Les études sur les noyaux gris centraux du cerveau nous ont appris qu’il existait des centres psychiques inférieurs, présidant à certaines fonctions involontaires, aux manifestations de l’émotion, au tonus des muscles. Ces centres sont-ils ceux sur lesquels agira la suggestion~ Grasset le croyait. Mais nos connaissances physiologiques de ces centres sont encore bien incertaines de plus, la suggestion met en branle, comme nous le verrons, des mécanismes psychologiques complexes. Si elle utilise ces centres elle ne les utilise que grâce à leurs connexions avec le reste de l’encéphale, avec le siège du psychisme supérieur.

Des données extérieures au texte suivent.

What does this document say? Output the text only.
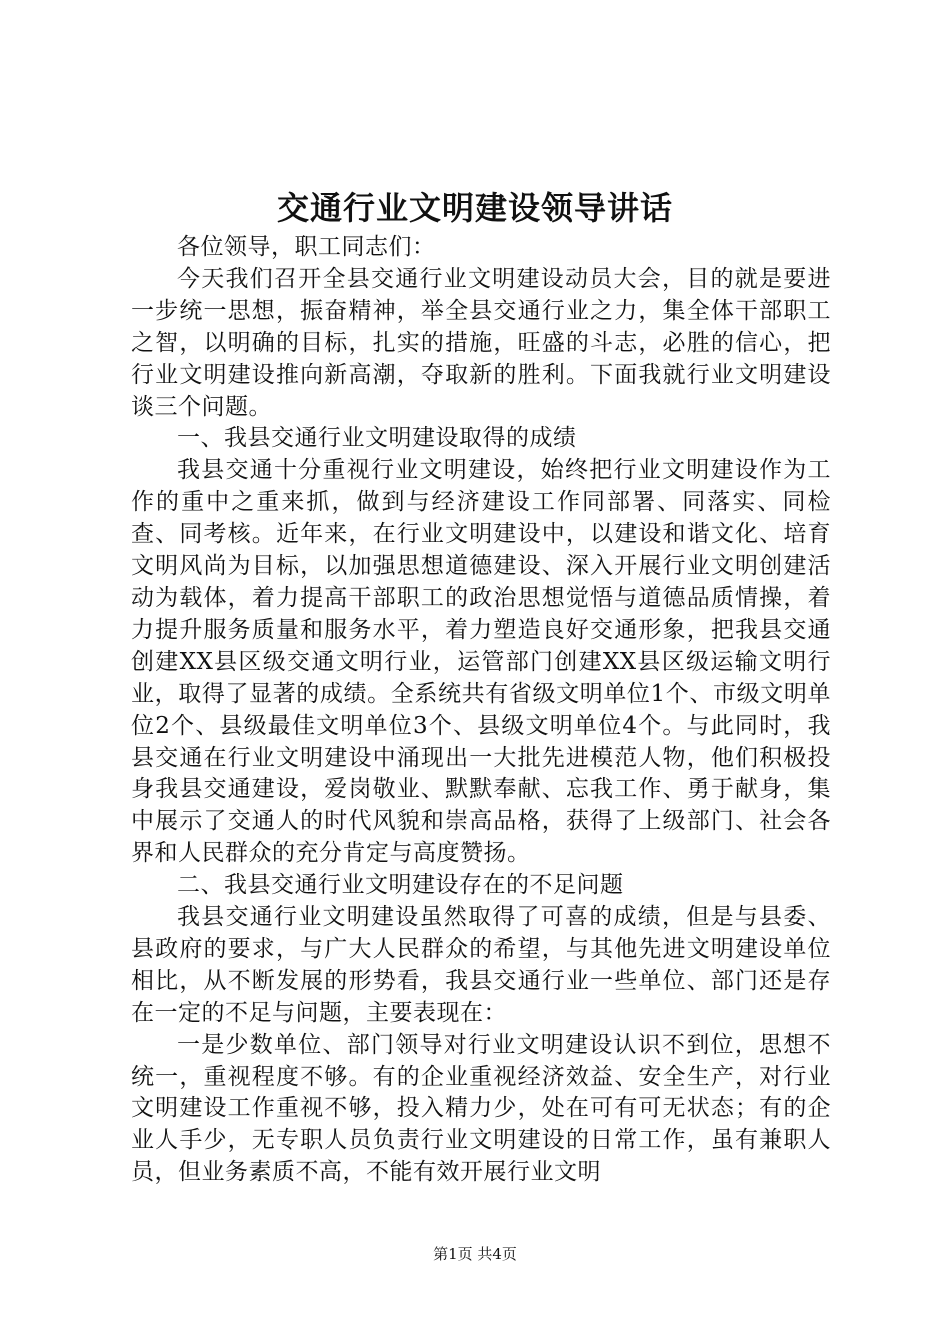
交通行业文明建设领导讲话

各位领导，职工同志们：

今天我们召开全县交通行业文明建设动员大会，目的就是要进一步统一思想，振奋精神，举全县交通行业之力，集全体干部职工之智，以明确的目标，扎实的措施，旺盛的斗志，必胜的信心，把行业文明建设推向新高潮，夺取新的胜利。下面我就行业文明建设谈三个问题。

一、我县交通行业文明建设取得的成绩

我县交通十分重视行业文明建设，始终把行业文明建设作为工作的重中之重来抓，做到与经济建设工作同部署、同落实、同检查、同考核。近年来，在行业文明建设中，以建设和谐文化、培育文明风尚为目标，以加强思想道德建设、深入开展行业文明创建活动为载体，着力提高干部职工的政治思想觉悟与道德品质情操，着力提升服务质量和服务水平，着力塑造良好交通形象，把我县交通创建XX县区级交通文明行业，运管部门创建XX县区级运输文明行业，取得了显著的成绩。全系统共有省级文明单位1个、市级文明单位2个、县级最佳文明单位3个、县级文明单位4个。与此同时，我县交通在行业文明建设中涌现出一大批先进模范人物，他们积极投身我县交通建设，爱岗敬业、默默奉献、忘我工作、勇于献身，集中展示了交通人的时代风貌和崇高品格，获得了上级部门、社会各界和人民群众的充分肯定与高度赞扬。

二、我县交通行业文明建设存在的不足问题

我县交通行业文明建设虽然取得了可喜的成绩，但是与县委、县政府的要求，与广大人民群众的希望，与其他先进文明建设单位相比，从不断发展的形势看，我县交通行业一些单位、部门还是存在一定的不足与问题，主要表现在：

一是少数单位、部门领导对行业文明建设认识不到位，思想不统一，重视程度不够。有的企业重视经济效益、安全生产，对行业文明建设工作重视不够，投入精力少，处在可有可无状态；有的企业人手少，无专职人员负责行业文明建设的日常工作，虽有兼职人员，但业务素质不高，不能有效开展行业文明

第1页 共4页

En effet, le psychothérapeute qui veut employer la suggestion s’adresse bien au psychisme tout entier, quand il s’efforce de remplacer l’idée qui, selon lui, est à l’origine de la maladie, par une idée de guérison, quand il veut troubler l’idée morbide ou la corriger. Liébault de Nancy avait précisé dans ces termes les trois modes de la suggestion. En pratique, les actes de remplacer, de troubler, de corriger perdent beaucoup de leur précision en se mêlant à beaucoup d’autres, la véritable suggestion, [p. 52] celle qui produit des effets durables, étant toujours longue et exigeant pour être soutenue un traitement physique et l’observation des principes de l’hygiène.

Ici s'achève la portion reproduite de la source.